Catheter ablation involves inserting a catheter (a narrow plastic tube) into a small incision at the patient’s thigh, neck or arm and gently guiding it to the heart. The catheter delivers radio waves, light waves, or intense cold to create scar tissue that helps stop erratic electrical signals originating in the pulmonary veins from traveling elsewhere in the heart.
These non-surgical procedures do not remove or close off the left atrial appendage (LAA) that may be contributing to the irregular heart rhythm of Afib.
The third option is a kind of surgery called a maze procedure. There are several variations of the maze procedure; all involve the surgeon closing or removing the LAA and using a series of small incisions—or the application of energy—to create carefully located scarring on the heart. The scars interfere with the transmission of electrical impulses.

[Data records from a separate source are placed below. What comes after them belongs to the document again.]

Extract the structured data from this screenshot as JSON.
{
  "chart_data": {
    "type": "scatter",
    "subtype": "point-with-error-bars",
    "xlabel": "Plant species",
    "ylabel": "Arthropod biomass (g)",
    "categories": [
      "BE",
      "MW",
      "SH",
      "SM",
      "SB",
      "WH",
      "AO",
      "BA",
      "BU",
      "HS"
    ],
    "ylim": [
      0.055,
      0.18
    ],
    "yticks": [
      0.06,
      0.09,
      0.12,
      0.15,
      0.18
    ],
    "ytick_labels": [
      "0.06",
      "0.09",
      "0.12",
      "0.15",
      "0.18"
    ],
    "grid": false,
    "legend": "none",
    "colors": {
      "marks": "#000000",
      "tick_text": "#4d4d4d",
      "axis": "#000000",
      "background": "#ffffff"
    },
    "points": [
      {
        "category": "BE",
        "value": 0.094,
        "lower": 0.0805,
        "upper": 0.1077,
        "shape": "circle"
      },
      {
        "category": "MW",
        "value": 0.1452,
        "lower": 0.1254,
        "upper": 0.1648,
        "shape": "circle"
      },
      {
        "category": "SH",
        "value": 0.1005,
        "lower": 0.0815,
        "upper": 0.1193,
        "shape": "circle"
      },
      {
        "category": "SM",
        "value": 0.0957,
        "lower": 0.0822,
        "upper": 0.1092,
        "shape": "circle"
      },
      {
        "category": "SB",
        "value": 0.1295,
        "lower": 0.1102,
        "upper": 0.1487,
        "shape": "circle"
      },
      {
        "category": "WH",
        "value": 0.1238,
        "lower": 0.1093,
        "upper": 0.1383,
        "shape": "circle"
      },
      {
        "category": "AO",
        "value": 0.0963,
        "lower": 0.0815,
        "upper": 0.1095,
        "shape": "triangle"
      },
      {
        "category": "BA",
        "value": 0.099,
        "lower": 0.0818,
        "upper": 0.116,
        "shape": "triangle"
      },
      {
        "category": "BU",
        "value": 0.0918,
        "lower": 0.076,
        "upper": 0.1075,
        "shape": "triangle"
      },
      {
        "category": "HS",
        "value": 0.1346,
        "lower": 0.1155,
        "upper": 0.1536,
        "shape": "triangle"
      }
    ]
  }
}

One type of maze procedure has long been considered the “gold standard” for treating Afib, but all are complex open-chest surgeries.
1 Onalan O, Crystal E. Left atrial appendage exclusion for stroke prevention in patients with nonrheumatic atrial fibrillation. Stroke. 2007;38(suppl 2):624-630. doi:10.1161/01.STR.0000250166.06949.95.
2 Lakkireddy D, Mahankali AS, Kanmanthareddy A, et al. Left atrial appendage ligation and ablation for persistent atrial fibrillation (The LAALA-AF Registry). JACCCEP. 2015;1(3):153-160.
3 Sievert H, Rasekh A, Bartus K, et al. Left atrial appendage ligation in nonvalvular atrial fibrillation patients at high risk for embolic events with ineligibility for oral anticoagulation. JACCCEP. 2015:1(6):465-474.